Its not the cavemen who have been converted, but the fence-sitters.
A similar phenomenon occurred with the view ‘real men don’t cry’: agreement remained constant, but neutrality declined.
So, Parijat, what has changed in the last 20 years?
Well, I thought you’d never ask! A few perspectives have shifted.
1. Attitude on money: Our financial views have been greatly shaped by the 2008 Financial Crisis
2. Tightening of financial circumstances change our priorities
3. Shift from physical to digital has impacted our relationship with cash and newspapers
But wait, which topic has seen the largest shift since 2000? Over the course of two decades of continuous seismic shifts, on what topic has public opinion changed the most?
Alas, if only.
So, what now?
In the main, consumer attitudes have changed very little over the past 20 years. But marketers use the threat and/or opportunity of sudden change as a sales device. This has led to a widespread cherry-picking of only the most sensationalist pieces of data, chasing the fads rather than the fundamentals.
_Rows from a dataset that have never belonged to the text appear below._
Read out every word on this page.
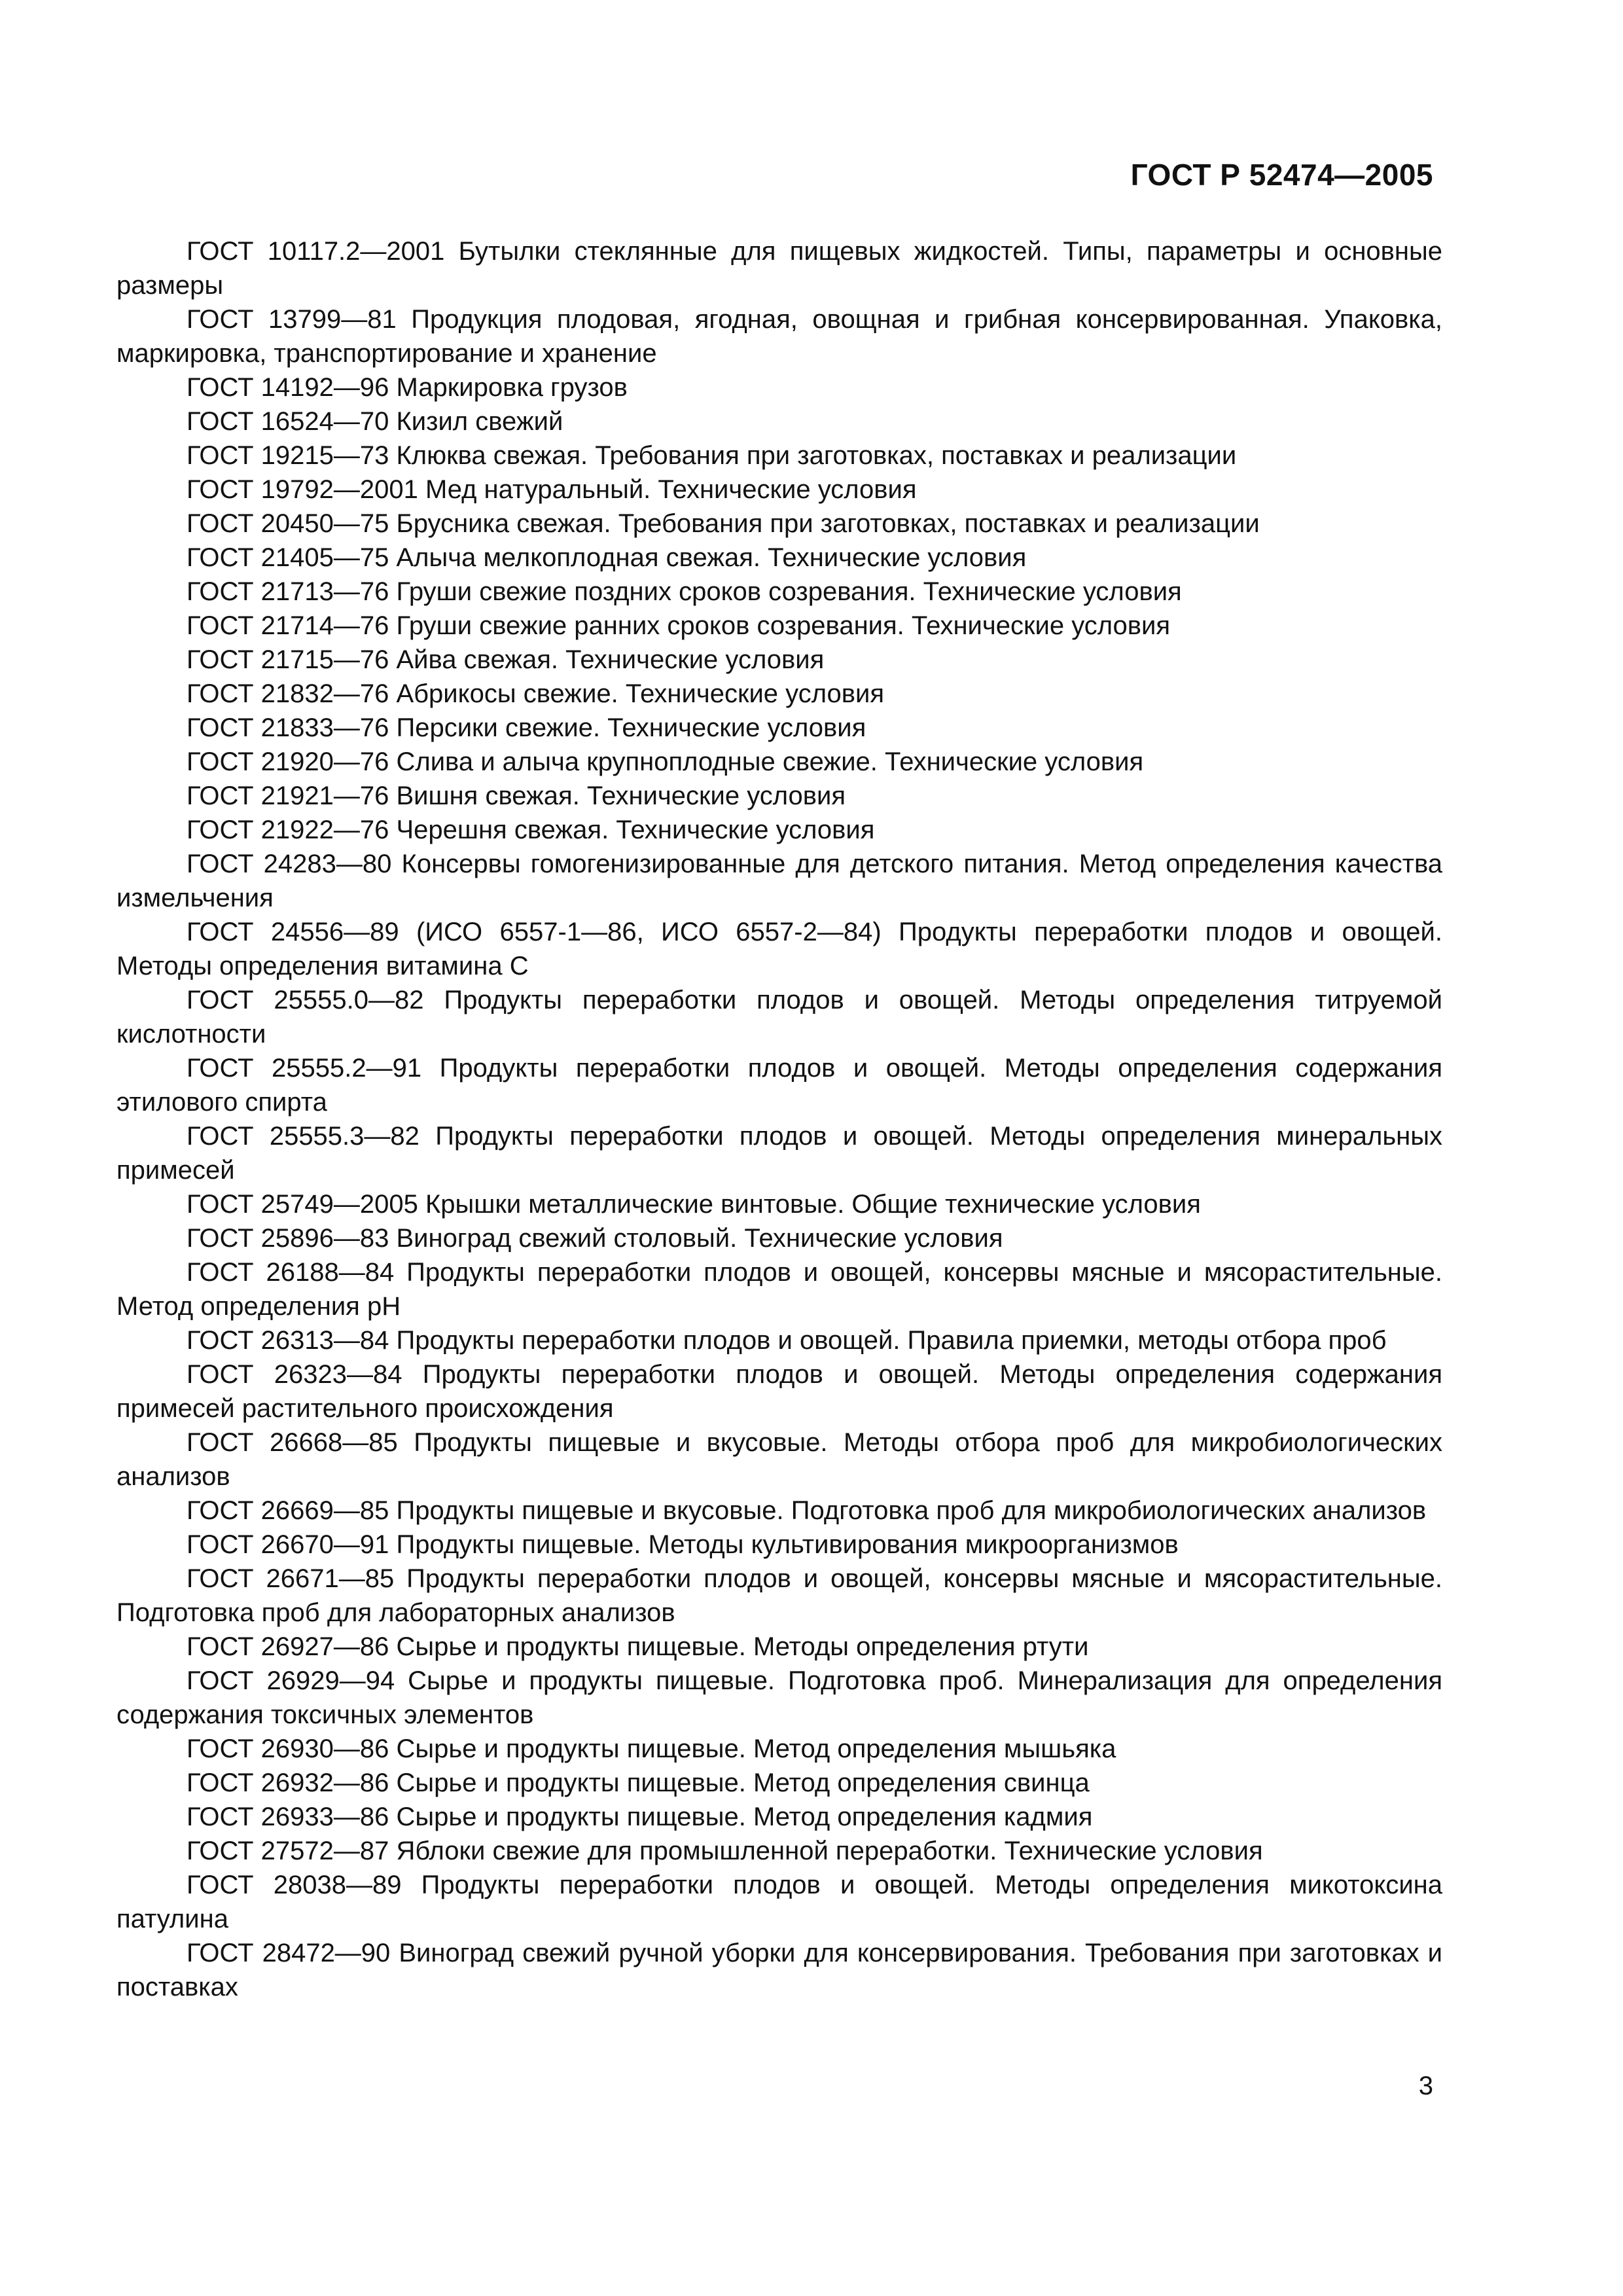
ГОСТ Р 52474—2005

ГОСТ 10117.2—2001 Бутылки стеклянные для пищевых жидкостей. Типы, параметры и основные размеры

ГОСТ 13799—81 Продукция плодовая, ягодная, овощная и грибная консервированная. Упаковка, маркировка, транспортирование и хранение

ГОСТ 14192—96 Маркировка грузов

ГОСТ 16524—70 Кизил свежий

ГОСТ 19215—73 Клюква свежая. Требования при заготовках, поставках и реализации

ГОСТ 19792—2001 Мед натуральный. Технические условия

ГОСТ 20450—75 Брусника свежая. Требования при заготовках, поставках и реализации

ГОСТ 21405—75 Алыча мелкоплодная свежая. Технические условия

ГОСТ 21713—76 Груши свежие поздних сроков созревания. Технические условия

ГОСТ 21714—76 Груши свежие ранних сроков созревания. Технические условия

ГОСТ 21715—76 Айва свежая. Технические условия

ГОСТ 21832—76 Абрикосы свежие. Технические условия

ГОСТ 21833—76 Персики свежие. Технические условия

ГОСТ 21920—76 Слива и алыча крупноплодные свежие. Технические условия

ГОСТ 21921—76 Вишня свежая. Технические условия

ГОСТ 21922—76 Черешня свежая. Технические условия

ГОСТ 24283—80 Консервы гомогенизированные для детского питания. Метод определения качества измельчения

ГОСТ 24556—89 (ИСО 6557-1—86, ИСО 6557-2—84) Продукты переработки плодов и овощей. Методы определения витамина С

ГОСТ 25555.0—82 Продукты переработки плодов и овощей. Методы определения титруемой кислотности

ГОСТ 25555.2—91 Продукты переработки плодов и овощей. Методы определения содержания этилового спирта

ГОСТ 25555.3—82 Продукты переработки плодов и овощей. Методы определения минеральных примесей

ГОСТ 25749—2005 Крышки металлические винтовые. Общие технические условия

ГОСТ 25896—83 Виноград свежий столовый. Технические условия

ГОСТ 26188—84 Продукты переработки плодов и овощей, консервы мясные и мясорастительные. Метод определения pH

ГОСТ 26313—84 Продукты переработки плодов и овощей. Правила приемки, методы отбора проб

ГОСТ 26323—84 Продукты переработки плодов и овощей. Методы определения содержания примесей растительного происхождения

ГОСТ 26668—85 Продукты пищевые и вкусовые. Методы отбора проб для микробиологических анализов

ГОСТ 26669—85 Продукты пищевые и вкусовые. Подготовка проб для микробиологических анализов

ГОСТ 26670—91 Продукты пищевые. Методы культивирования микроорганизмов

ГОСТ 26671—85 Продукты переработки плодов и овощей, консервы мясные и мясорастительные. Подготовка проб для лабораторных анализов

ГОСТ 26927—86 Сырье и продукты пищевые. Методы определения ртути

ГОСТ 26929—94 Сырье и продукты пищевые. Подготовка проб. Минерализация для определения содержания токсичных элементов

ГОСТ 26930—86 Сырье и продукты пищевые. Метод определения мышьяка

ГОСТ 26932—86 Сырье и продукты пищевые. Метод определения свинца

ГОСТ 26933—86 Сырье и продукты пищевые. Метод определения кадмия

ГОСТ 27572—87 Яблоки свежие для промышленной переработки. Технические условия

ГОСТ 28038—89 Продукты переработки плодов и овощей. Методы определения микотоксина патулина

ГОСТ 28472—90 Виноград свежий ручной уборки для консервирования. Требования при заготовках и поставках

3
Which might go some way to explaining why TV ads are now twice as annoying as they were in 2000.
So, how do we fix this?
We need to stop idolizing change, and instead see the value in unchanging data. Stop proposing Metaverse as a shiny toy which will “usher in next era of growth”.
We need to stop viewing consumer behavior only in a short term window, and instead take a longer view, separating the fad from the fundamental.
And finally, we need to start showing our own senior leaderships, our CXOs, a different kind of chart. One that doesn’t go up or down.
It’s simple, really. We just need to change.